Figure 2.4: Géométries du (a) poinçon double dôme et de (b) la matrice ouverte (b) [91]. Un autre avantage de l’optimisation de la géométrie du serre-flanc est qu’il n’est plus nécessaire d’optimiser le tissu à préformer pour le préformage de géométries complexes. Omrani et coll. [92] ont étudié la déformabilité et le préformage de renforts non tissés (mats) à fibres de lin. Ils ont observé que moyennant un bon ajustement de la pression du serre-flanc et une densité surfacique de renfort suffisamment élevée, il est possible de former des préformes ayant des géométries complexes (Figure 2.5 a et b) sans défauts apparents, notamment les replis ou les vides.

Figure 2.5: Préformes faites de plis 0/90° de renforts non-tissés de lin de différents grammages : (a) 300 g.m-2 et (b) 450 g.m-2 [92].

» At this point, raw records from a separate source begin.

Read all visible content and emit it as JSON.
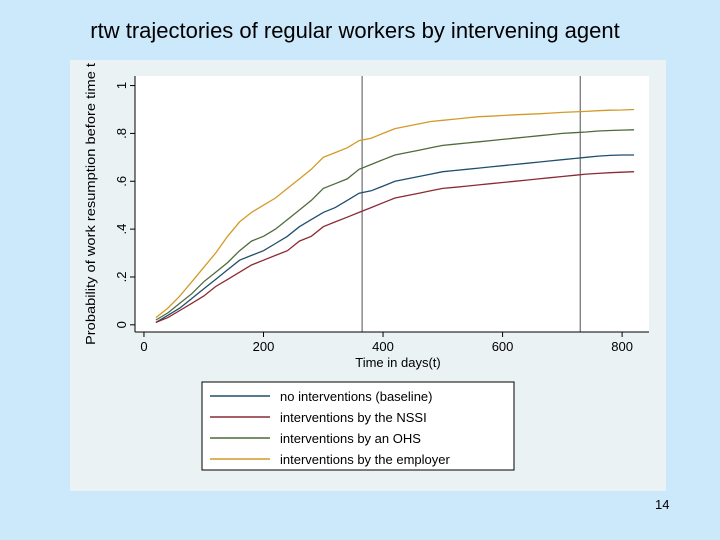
{
  "slide": {
    "title": "rtw trajectories of regular workers by intervening agent",
    "page_number": "14"
  },
  "chart_data": {
    "type": "line",
    "title": "rtw trajectories of regular workers by intervening agent",
    "xlabel": "Time in days(t)",
    "ylabel": "Probability of work resumption before time t",
    "xlim": [
      -15,
      845
    ],
    "ylim": [
      -0.03,
      1.04
    ],
    "xticks": [
      0,
      200,
      400,
      600,
      800
    ],
    "yticks": [
      0,
      0.2,
      0.4,
      0.6,
      0.8,
      1
    ],
    "ytick_labels": [
      "0",
      ".2",
      ".4",
      ".6",
      ".8",
      "1"
    ],
    "reference_lines_x": [
      365,
      730
    ],
    "grid": false,
    "legend_position": "bottom",
    "series": [
      {
        "name": "no interventions (baseline)",
        "color": "#1f4e6e",
        "x": [
          20,
          40,
          60,
          80,
          100,
          120,
          140,
          160,
          180,
          200,
          220,
          240,
          260,
          280,
          300,
          320,
          340,
          360,
          380,
          400,
          420,
          440,
          460,
          480,
          500,
          520,
          540,
          560,
          580,
          600,
          620,
          640,
          660,
          680,
          700,
          720,
          740,
          760,
          780,
          800,
          820
        ],
        "y": [
          0.01,
          0.04,
          0.07,
          0.11,
          0.15,
          0.19,
          0.23,
          0.27,
          0.29,
          0.31,
          0.34,
          0.37,
          0.41,
          0.44,
          0.47,
          0.49,
          0.52,
          0.55,
          0.56,
          0.58,
          0.6,
          0.61,
          0.62,
          0.63,
          0.64,
          0.645,
          0.65,
          0.655,
          0.66,
          0.665,
          0.67,
          0.675,
          0.68,
          0.685,
          0.69,
          0.695,
          0.7,
          0.705,
          0.708,
          0.71,
          0.71
        ]
      },
      {
        "name": "interventions by the NSSI",
        "color": "#8b2a33",
        "x": [
          20,
          40,
          60,
          80,
          100,
          120,
          140,
          160,
          180,
          200,
          220,
          240,
          260,
          280,
          300,
          320,
          340,
          360,
          380,
          400,
          420,
          440,
          460,
          480,
          500,
          520,
          540,
          560,
          580,
          600,
          620,
          640,
          660,
          680,
          700,
          720,
          740,
          760,
          780,
          800,
          820
        ],
        "y": [
          0.01,
          0.03,
          0.06,
          0.09,
          0.12,
          0.16,
          0.19,
          0.22,
          0.25,
          0.27,
          0.29,
          0.31,
          0.35,
          0.37,
          0.41,
          0.43,
          0.45,
          0.47,
          0.49,
          0.51,
          0.53,
          0.54,
          0.55,
          0.56,
          0.57,
          0.575,
          0.58,
          0.585,
          0.59,
          0.595,
          0.6,
          0.605,
          0.61,
          0.615,
          0.62,
          0.625,
          0.63,
          0.633,
          0.636,
          0.638,
          0.64
        ]
      },
      {
        "name": "interventions by an OHS",
        "color": "#4f6b3a",
        "x": [
          20,
          40,
          60,
          80,
          100,
          120,
          140,
          160,
          180,
          200,
          220,
          240,
          260,
          280,
          300,
          320,
          340,
          360,
          380,
          400,
          420,
          440,
          460,
          480,
          500,
          520,
          540,
          560,
          580,
          600,
          620,
          640,
          660,
          680,
          700,
          720,
          740,
          760,
          780,
          800,
          820
        ],
        "y": [
          0.02,
          0.05,
          0.09,
          0.13,
          0.18,
          0.22,
          0.26,
          0.31,
          0.35,
          0.37,
          0.4,
          0.44,
          0.48,
          0.52,
          0.57,
          0.59,
          0.61,
          0.65,
          0.67,
          0.69,
          0.71,
          0.72,
          0.73,
          0.74,
          0.75,
          0.755,
          0.76,
          0.765,
          0.77,
          0.775,
          0.78,
          0.785,
          0.79,
          0.795,
          0.8,
          0.803,
          0.806,
          0.81,
          0.812,
          0.814,
          0.815
        ]
      },
      {
        "name": "interventions by the employer",
        "color": "#d39a28",
        "x": [
          20,
          40,
          60,
          80,
          100,
          120,
          140,
          160,
          180,
          200,
          220,
          240,
          260,
          280,
          300,
          320,
          340,
          360,
          380,
          400,
          420,
          440,
          460,
          480,
          500,
          520,
          540,
          560,
          580,
          600,
          620,
          640,
          660,
          680,
          700,
          720,
          740,
          760,
          780,
          800,
          820
        ],
        "y": [
          0.03,
          0.07,
          0.12,
          0.18,
          0.24,
          0.3,
          0.37,
          0.43,
          0.47,
          0.5,
          0.53,
          0.57,
          0.61,
          0.65,
          0.7,
          0.72,
          0.74,
          0.77,
          0.78,
          0.8,
          0.82,
          0.83,
          0.84,
          0.85,
          0.855,
          0.86,
          0.865,
          0.87,
          0.872,
          0.875,
          0.878,
          0.88,
          0.882,
          0.885,
          0.888,
          0.89,
          0.892,
          0.895,
          0.897,
          0.898,
          0.9
        ]
      }
    ]
  }
}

Néanmoins, les préformes obtenues peuvent présenter localement des différences de densité surfacique des fibres (et donc de taux volumiques de fibres); ce qui peut fausser la perméabilité des préformes et induire des zones de faiblesse dans les composites obtenus

après moulage. Ainsi, deux facteurs importants à contrôler lors du préformage de ce type d’architecture sont : la force de serre-flan et la densité surfacique locale du renfort ou de la préforme.